I recently implemented an FM-Index[1] which supports the following operations:

- count() the number of occurrences of a pattern P of length m in O(m) time.

- locate() determine the locations of all occurrences of a pattern P.

- extract() extract any substring from the Text

- recover the original text

The most interesting part is that the size constructed index depends on the compressibility of the text itself. For English text roughly half the size of the original text.

Construction time and memory requirements, however are not that great.

[1] http://portal.acm.org/citation.cfm?id=1082039

ot · on March 21, 2011

Did you compare your implementation with others? There has been a lot of algorithm engineering effort on FM-indexes and CSAs (in general, full text self-indexes), and there is a common testbed to compare the implementations:

http://pizzachili.dcc.uchile.cl/

matt4711 · on March 21, 2011

My implementation is very similar to SSA_RRR on the pizza&chilli website. The index implementations on the website are not easy to understand (research code + 8 years old) so I'm trying to re-implement a few of them (especially CSA).

I used some of the test data on the website to test my implementation [1] but didn't really compare to their other indexes.

Also make sure to always use the chilean mirror as the italian one is outdated (2005).

[1] https://github.com/mpetri/FM-Index

ot · on March 21, 2011

> My implementation is very similar to SSA_RRR on the pizza&chilli website.

Thanks for the code, I've seen you are using libcds's wavelet tree. I was wondering if you had implemented your own, since apart from libcds and sdsl (and some unreadable research code) I couldn't find any other implementation of the WT so I'm always curious to see if there are any developments in the engineering of wavelet trees, the current implementations are still too slow to be really useful, I think.

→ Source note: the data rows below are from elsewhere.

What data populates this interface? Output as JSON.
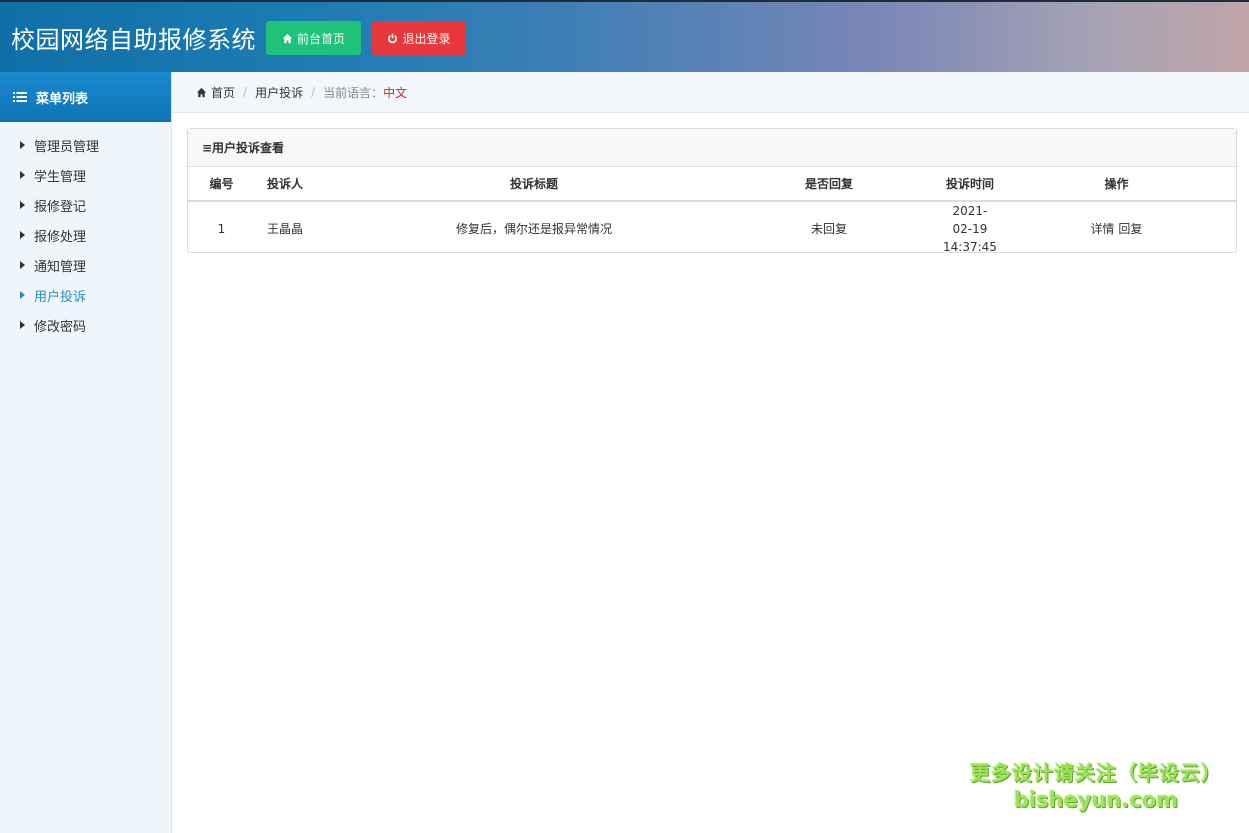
{
  "header": {
    "title": "校园网络自助报修系统",
    "home_button": "前台首页",
    "logout_button": "退出登录",
    "colors": {
      "home_button": "#1fc27b",
      "logout_button": "#e8383d"
    }
  },
  "sidebar": {
    "title": "菜单列表",
    "items": [
      {
        "label": "管理员管理",
        "active": false
      },
      {
        "label": "学生管理",
        "active": false
      },
      {
        "label": "报修登记",
        "active": false
      },
      {
        "label": "报修处理",
        "active": false
      },
      {
        "label": "通知管理",
        "active": false
      },
      {
        "label": "用户投诉",
        "active": true
      },
      {
        "label": "修改密码",
        "active": false
      }
    ]
  },
  "breadcrumb": {
    "home": "首页",
    "current": "用户投诉",
    "lang_label": "当前语言：",
    "lang_value": "中文"
  },
  "panel": {
    "title": "≡用户投诉查看",
    "columns": [
      "编号",
      "投诉人",
      "投诉标题",
      "是否回复",
      "投诉时间",
      "操作"
    ],
    "rows": [
      {
        "id": "1",
        "complainant": "王晶晶",
        "subject": "修复后，偶尔还是报异常情况",
        "replied": "未回复",
        "date": "2021-02-19",
        "time": "14:37:45",
        "action_detail": "详情",
        "action_reply": "回复"
      }
    ]
  },
  "watermark": {
    "line1": "更多设计请关注（毕设云）",
    "line2": "bisheyun.com"
  }
}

matt4711 · on March 22, 2011

I'm trying to get myself to implement a wavelet tree. There is however a lot of low level stuff that I'm still not sure how to implement. Especially RRR.

This paper [1] is the most recent practical wavelet tree paper I know of.

[1] http://portal.acm.org/citation.cfm?id=1483966

ot · on March 22, 2011

There is also this one: http://portal.acm.org/citation.cfm?id=1198521

Instead of RRR it uses RLE and gamma codes. Oddly, I have found no comparisons between this approach and RRR. I would expect RLE to compress better, and it is also conceptually simpler, but I don't know how fast it is.

robryan · on March 21, 2011

Would be interesting to see how this method compares to the benchmarks John did in his post.

mryall · on March 21, 2011

Yeah, in particular it would be great to see how the load time compares. John found that even loading literal JSON in a JavaScript interpreter is much slower than loading a comparable length string. Presumably the latter is just a buffer copy operation.

netghost · on March 21, 2011

There are a couple of things to balance. I'm building a word game myself right now, and ran into these same issues. I found that loading a string for each letter of the alphabet worked adequately. It is not clever in the least, and far from optimal, but it ended up with a reasonable size / load time / processing trade off in the browser.